For many years, no one questioned Scott’s status as a tragic hero. However, recent questions have arisen about the causes of the tragedy those deemed responsible for its occurrence, making Scott an increasingly fascinating figure, no longer solely as a tragic figure beaten to the pole by Amundsen. The story of the expedition is definitely worth exploring.

Herbert George Ponting was the official photographer of the expedition. Due to his illness, he left before its tragic end. He devoted the rest of his life to preserving records of the Discovery Expedition.

In 1911, Mona Lisa was stolen from the Louvre. The painting was missing for two years, during which the suspicion fell on avant-garde poet Guillaume Apollinaire and his friend Pablo Picasso. Finally, Vincenzo Peruggia, an employee of the Louvre, was arrested in Florence.

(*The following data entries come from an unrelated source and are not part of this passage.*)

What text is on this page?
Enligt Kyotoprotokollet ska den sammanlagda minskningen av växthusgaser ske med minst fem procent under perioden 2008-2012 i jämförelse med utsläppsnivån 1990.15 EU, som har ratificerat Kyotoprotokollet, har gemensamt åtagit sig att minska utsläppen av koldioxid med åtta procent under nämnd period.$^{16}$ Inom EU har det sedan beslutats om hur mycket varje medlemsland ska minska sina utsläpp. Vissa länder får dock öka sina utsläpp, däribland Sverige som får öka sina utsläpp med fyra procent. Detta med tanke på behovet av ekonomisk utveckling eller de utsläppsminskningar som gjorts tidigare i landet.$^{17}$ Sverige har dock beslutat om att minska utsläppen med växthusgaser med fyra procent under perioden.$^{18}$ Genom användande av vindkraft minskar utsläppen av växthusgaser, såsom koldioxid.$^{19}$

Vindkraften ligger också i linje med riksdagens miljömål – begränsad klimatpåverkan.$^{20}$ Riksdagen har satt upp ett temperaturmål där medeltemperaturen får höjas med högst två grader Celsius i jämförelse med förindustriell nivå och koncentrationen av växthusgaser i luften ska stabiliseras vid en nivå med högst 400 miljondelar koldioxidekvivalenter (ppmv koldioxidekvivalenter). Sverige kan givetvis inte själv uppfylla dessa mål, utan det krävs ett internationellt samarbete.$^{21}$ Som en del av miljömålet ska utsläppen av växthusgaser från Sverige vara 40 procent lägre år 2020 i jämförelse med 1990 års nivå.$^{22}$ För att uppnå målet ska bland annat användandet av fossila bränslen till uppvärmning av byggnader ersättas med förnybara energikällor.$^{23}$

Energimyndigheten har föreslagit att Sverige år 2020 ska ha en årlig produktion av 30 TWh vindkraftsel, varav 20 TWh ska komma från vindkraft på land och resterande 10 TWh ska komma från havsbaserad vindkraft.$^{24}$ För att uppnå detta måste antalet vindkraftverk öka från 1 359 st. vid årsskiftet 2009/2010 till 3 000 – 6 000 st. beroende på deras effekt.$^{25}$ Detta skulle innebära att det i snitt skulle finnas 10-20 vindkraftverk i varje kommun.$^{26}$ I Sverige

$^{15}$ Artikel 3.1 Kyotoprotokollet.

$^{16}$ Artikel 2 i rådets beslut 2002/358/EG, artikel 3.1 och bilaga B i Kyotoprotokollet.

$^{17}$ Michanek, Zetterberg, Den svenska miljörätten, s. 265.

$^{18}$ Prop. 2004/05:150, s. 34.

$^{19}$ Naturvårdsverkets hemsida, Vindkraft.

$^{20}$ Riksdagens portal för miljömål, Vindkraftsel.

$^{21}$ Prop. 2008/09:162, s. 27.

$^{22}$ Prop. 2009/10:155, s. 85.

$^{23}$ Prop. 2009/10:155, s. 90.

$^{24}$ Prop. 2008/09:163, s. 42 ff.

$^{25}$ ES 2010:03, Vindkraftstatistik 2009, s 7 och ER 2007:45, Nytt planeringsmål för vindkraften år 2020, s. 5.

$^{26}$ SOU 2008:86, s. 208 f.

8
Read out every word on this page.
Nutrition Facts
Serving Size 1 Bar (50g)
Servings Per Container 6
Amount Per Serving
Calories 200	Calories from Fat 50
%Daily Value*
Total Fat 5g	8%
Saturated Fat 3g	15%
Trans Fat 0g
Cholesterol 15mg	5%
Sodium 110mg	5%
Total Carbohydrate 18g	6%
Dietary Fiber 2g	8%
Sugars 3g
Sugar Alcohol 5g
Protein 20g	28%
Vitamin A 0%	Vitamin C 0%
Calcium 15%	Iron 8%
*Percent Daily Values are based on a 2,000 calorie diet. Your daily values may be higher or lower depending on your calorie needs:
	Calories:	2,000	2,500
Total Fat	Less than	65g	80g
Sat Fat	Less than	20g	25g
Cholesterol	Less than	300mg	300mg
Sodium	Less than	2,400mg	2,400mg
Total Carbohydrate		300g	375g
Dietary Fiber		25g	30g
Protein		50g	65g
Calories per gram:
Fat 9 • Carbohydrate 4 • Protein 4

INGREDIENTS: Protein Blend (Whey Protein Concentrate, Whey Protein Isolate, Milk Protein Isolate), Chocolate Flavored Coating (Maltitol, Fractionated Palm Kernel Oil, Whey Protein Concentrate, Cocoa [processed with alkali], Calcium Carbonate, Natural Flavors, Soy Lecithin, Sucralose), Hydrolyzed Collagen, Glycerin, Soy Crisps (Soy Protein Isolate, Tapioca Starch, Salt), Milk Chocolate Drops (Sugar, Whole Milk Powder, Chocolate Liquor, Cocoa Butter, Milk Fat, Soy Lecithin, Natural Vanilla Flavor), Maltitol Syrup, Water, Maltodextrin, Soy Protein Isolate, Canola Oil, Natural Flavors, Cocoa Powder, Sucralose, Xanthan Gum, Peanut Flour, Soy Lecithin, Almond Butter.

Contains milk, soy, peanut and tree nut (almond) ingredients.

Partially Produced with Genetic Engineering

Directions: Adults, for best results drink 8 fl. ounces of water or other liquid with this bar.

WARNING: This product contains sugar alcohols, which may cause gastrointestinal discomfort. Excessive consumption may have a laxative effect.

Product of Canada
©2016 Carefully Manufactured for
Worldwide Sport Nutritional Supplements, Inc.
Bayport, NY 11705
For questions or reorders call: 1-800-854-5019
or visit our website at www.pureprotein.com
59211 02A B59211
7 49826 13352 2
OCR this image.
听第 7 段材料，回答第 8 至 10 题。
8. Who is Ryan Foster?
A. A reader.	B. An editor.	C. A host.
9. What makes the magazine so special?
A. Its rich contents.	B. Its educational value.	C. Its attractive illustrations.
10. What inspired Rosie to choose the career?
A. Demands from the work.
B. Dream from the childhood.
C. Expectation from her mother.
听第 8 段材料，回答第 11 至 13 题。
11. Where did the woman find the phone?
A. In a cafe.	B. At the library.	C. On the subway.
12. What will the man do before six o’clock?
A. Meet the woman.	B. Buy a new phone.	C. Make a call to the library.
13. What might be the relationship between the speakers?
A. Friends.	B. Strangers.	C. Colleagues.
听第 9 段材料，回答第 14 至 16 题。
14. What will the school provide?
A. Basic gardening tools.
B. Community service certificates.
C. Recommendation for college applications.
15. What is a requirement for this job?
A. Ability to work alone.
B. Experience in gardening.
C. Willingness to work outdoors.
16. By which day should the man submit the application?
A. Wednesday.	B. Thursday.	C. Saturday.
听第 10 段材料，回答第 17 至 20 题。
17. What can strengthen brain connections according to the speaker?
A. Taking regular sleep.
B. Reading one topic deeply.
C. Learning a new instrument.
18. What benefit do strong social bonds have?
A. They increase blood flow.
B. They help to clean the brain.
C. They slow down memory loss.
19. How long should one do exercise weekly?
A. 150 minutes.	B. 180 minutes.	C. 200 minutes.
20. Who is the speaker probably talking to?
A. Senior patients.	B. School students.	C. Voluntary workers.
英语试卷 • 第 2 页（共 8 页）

Now, let’s jump to the other pole: time for the Arctic.

Sir John Franklin

Stephen Pearce, The Arctic Council planning a search for Sir John Franklin, 1851, © National Portrait Gallery, London
Stephen Pearce, The Arctic Council planning a search for Sir John Franklin, 1851, © National Portrait Gallery, London

Sir John Franklin (1786-1847) is obviously missing from this group portrait (why else would they be planning his search). He is, however, the link to the Arctic. The Admiralty sent out an expedition led by him in May 1845 to find a North-West Passage from the Atlantic to the Pacific Ocean. In 1847, the Admiralty, advised by the sailors and explorers depicted, decided to organize a search; only in 1854 it was discovered that the expedition had died of starvation. Pearce’s painting increased public interest in Franklin’s fate.

It was certainly Franklin’s last unlucky expedition, but not his first: In 1819, he led the Coppermine expedition. It aimed to chart the north coast of Canada eastward from the mouth of the Coppermine River. During the first year, he fell into the Hayes River at Robinson Falls and his men rescued him nearly 90 m downstream. Over the subsequent three years, he lost 11 out of his 20 men. The survivors had to eat lichen and even attempted to eat their own leather boots. Which gained Franklin the nickname of “the man who ate his boots.” I’m not sure I’d like to travel in such a company…

In 1851 Lizzie Siddal posed for John Millais’s painting Ophelia.